One particular issue which has been identified is the ability to calculate how much a particular taxi driver has earned. I might counter that this, too, is not necessarily a bad thing. It is generally not too difficult to obtain income data, though you might have to pay to obtain it for non-government workers. Even so, there are plenty of other factors which would throw off that number - tip income, gas and other vehicle maintenance expenses, fleet rental charges, etc.
Another concern noted is the potential for identifying where a taxi driver lives. It is important to remember that many drivers operate vehicles out of depots; far fewer are owner-operators. Also, this data represents trips which are paid for by customers. Off-duty use of the vehicles (including trips to and from home, vehicle depots, waiting in line for a fare at the airport, rest stops, etc) is not included. In an analysis, you might find a pattern of drivers only driving to a certain neighborhood at a certain time of the day. That neighborhood may be near their home or near the taxi depot, but that same outcome also implies that this driver might be breaking the rules - if an on-duty taxi picks you up, it has to take you wherever you want within the five boroughs. Is the risk of finding out a driver’s home neighborhood or depot location enough to justify losing the ability to determine if they might be improperly refusing trips?

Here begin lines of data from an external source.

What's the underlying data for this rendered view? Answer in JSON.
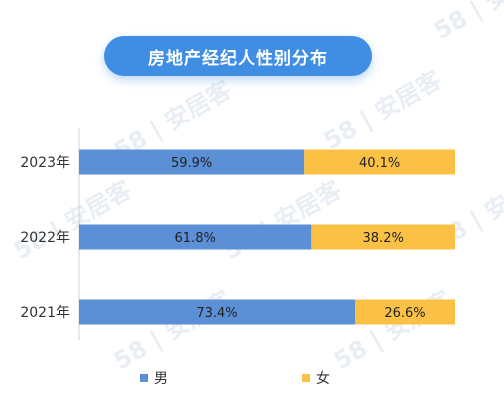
{
  "chart_data": {
    "type": "bar",
    "stacked": true,
    "orientation": "horizontal",
    "percent": true,
    "title": "房地产经纪人性别分布",
    "categories": [
      "2023年",
      "2022年",
      "2021年"
    ],
    "series": [
      {
        "name": "男",
        "values": [
          59.9,
          61.8,
          73.4
        ],
        "labels": [
          "59.9%",
          "61.8%",
          "73.4%"
        ],
        "color": "#5b8fd6"
      },
      {
        "name": "女",
        "values": [
          40.1,
          38.2,
          26.6
        ],
        "labels": [
          "40.1%",
          "38.2%",
          "26.6%"
        ],
        "color": "#fbc145"
      }
    ],
    "xlim": [
      0,
      100
    ],
    "grid": false,
    "legend_position": "bottom"
  },
  "watermark": {
    "text": "58 | 安居客"
  }
}
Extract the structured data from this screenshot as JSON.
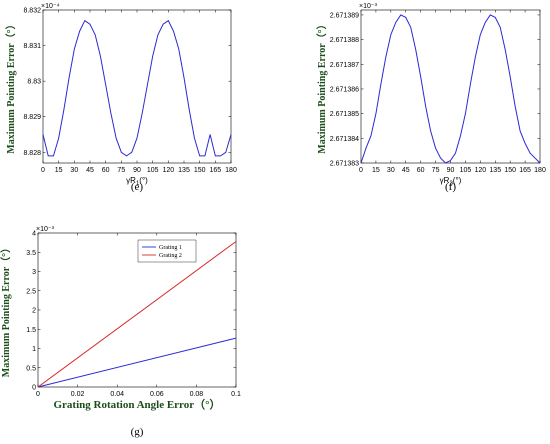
{
  "chart_data": [
    {
      "id": "e",
      "type": "line",
      "caption": "(e)",
      "ylabel": "Maximum Pointing Error（°）",
      "xlabel_main": "γR",
      "xlabel_sub": "1",
      "xlabel_suffix": "(°)",
      "y_exponent": "×10⁻⁴",
      "xlim": [
        0,
        180
      ],
      "ylim": [
        8.8277,
        8.832
      ],
      "xticks": [
        "0",
        "15",
        "30",
        "45",
        "60",
        "75",
        "90",
        "105",
        "120",
        "135",
        "150",
        "165",
        "180"
      ],
      "yticks": [
        "8.828",
        "8.829",
        "8.83",
        "8.831",
        "8.832"
      ],
      "series": [
        {
          "color": "#2a2ad6",
          "x": [
            0,
            5,
            10,
            15,
            20,
            25,
            30,
            35,
            40,
            45,
            50,
            55,
            60,
            65,
            70,
            75,
            80,
            85,
            90,
            95,
            100,
            105,
            110,
            115,
            120,
            125,
            130,
            135,
            140,
            145,
            150,
            155,
            160,
            165,
            170,
            175,
            180
          ],
          "y": [
            8.8285,
            8.8279,
            8.8279,
            8.8284,
            8.8292,
            8.8301,
            8.8309,
            8.8314,
            8.8317,
            8.8316,
            8.8313,
            8.8307,
            8.8299,
            8.8291,
            8.8284,
            8.828,
            8.8279,
            8.828,
            8.8284,
            8.8291,
            8.8299,
            8.8307,
            8.8313,
            8.8316,
            8.8317,
            8.8314,
            8.8309,
            8.8301,
            8.8292,
            8.8284,
            8.8279,
            8.8279,
            8.8285,
            8.8279,
            8.8279,
            8.828,
            8.8285
          ]
        }
      ]
    },
    {
      "id": "f",
      "type": "line",
      "caption": "(f)",
      "ylabel": "Maximum Pointing Error（°）",
      "xlabel_main": "γR",
      "xlabel_sub": "3",
      "xlabel_suffix": "(°)",
      "y_exponent": "×10⁻³",
      "xlim": [
        0,
        180
      ],
      "ylim": [
        2.671383,
        2.6713892
      ],
      "xticks": [
        "0",
        "15",
        "30",
        "45",
        "60",
        "75",
        "90",
        "105",
        "120",
        "135",
        "150",
        "165",
        "180"
      ],
      "yticks": [
        "2.671383",
        "2.671384",
        "2.671385",
        "2.671386",
        "2.671387",
        "2.671388",
        "2.671389"
      ],
      "series": [
        {
          "color": "#2a2ad6",
          "x": [
            0,
            5,
            10,
            15,
            20,
            25,
            30,
            35,
            40,
            45,
            50,
            55,
            60,
            65,
            70,
            75,
            80,
            85,
            90,
            95,
            100,
            105,
            110,
            115,
            120,
            125,
            130,
            135,
            140,
            145,
            150,
            155,
            160,
            165,
            170,
            175,
            180
          ],
          "y": [
            2.671383,
            2.6713836,
            2.6713841,
            2.671385,
            2.6713862,
            2.6713873,
            2.6713882,
            2.6713887,
            2.671389,
            2.6713889,
            2.6713885,
            2.6713876,
            2.6713865,
            2.6713853,
            2.6713843,
            2.6713836,
            2.6713832,
            2.671383,
            2.6713831,
            2.6713834,
            2.6713841,
            2.671385,
            2.6713862,
            2.6713873,
            2.6713882,
            2.6713887,
            2.671389,
            2.6713889,
            2.6713885,
            2.6713876,
            2.6713865,
            2.6713853,
            2.6713843,
            2.6713838,
            2.6713834,
            2.6713832,
            2.671383
          ]
        }
      ]
    },
    {
      "id": "g",
      "type": "line",
      "caption": "(g)",
      "ylabel": "Maximum Pointing Error（°）",
      "xlabel": "Grating Rotation Angle Error（°）",
      "y_exponent": "×10⁻³",
      "xlim": [
        0,
        0.1
      ],
      "ylim": [
        0,
        4
      ],
      "xticks": [
        "0",
        "0.02",
        "0.04",
        "0.06",
        "0.08",
        "0.1"
      ],
      "yticks": [
        "0",
        "0.5",
        "1",
        "1.5",
        "2",
        "2.5",
        "3",
        "3.5",
        "4"
      ],
      "legend": "top-right",
      "series": [
        {
          "name": "Grating 1",
          "color": "#2a2ad6",
          "x": [
            0,
            0.1
          ],
          "y": [
            0,
            1.27
          ]
        },
        {
          "name": "Grating 2",
          "color": "#d62a2a",
          "x": [
            0,
            0.1
          ],
          "y": [
            0,
            3.78
          ]
        }
      ]
    }
  ]
}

But that’s just scratching the surface. There are actually some deeper questions which are worth asking:
- Let’s say a taxi driver decides their privacy has been violated and they have established grounds for a law suit. Who do they sue? The TLC? Chris Whong? Both? And who is actually liable? A court might decide the TLC made reasonable effort to protect driver privacy (technical explanations and alternatives notwithstanding), and it’s really Chris who is liable because he made the data publicly accessible.
- Does this (or a similar situation) open the door to allow government to refuse FOIA/FOIL requests on the basis of the possibility of the mosaic effect? And if so, are there specific criteria that exist to help determine whether the data might contribute to the mosaic effect?
- Can or should the government have the ability to place terms and conditions or license restrictions on information obtained through FOIA/FOIL requests? For example, “you may publish works based upon this data but may not publish the source data”. And, by extension, does the government have the right to file a DMCA takedown request against Chris Whong?
- Are government staff who handle FOIA/FOIL requests properly equipped to handle these types of requests and their mosaic-effect implications? Should every request for raw data also be routed through an IT Security team and/or open data specialists?
- Should data that the government makes publicly available in single-record form be held back in raw, bulk form because it lowers the barrier for use, on the basis that it could be used for nefarious purposes?
- Had the TLC simply left the data de-anonymized, would any of this conversation have taken place?
Calling attention to the technique used to anonymize the data is valuable. But this is not a straightforward issue. The potential for quick reactions and missteps - without thorough exploration of the consequences - can have significant impact to the future of both proactive (open data) and reactive (FOIA/FOIL) government disclosure. Let’s keep the dialogue going and find the right balance.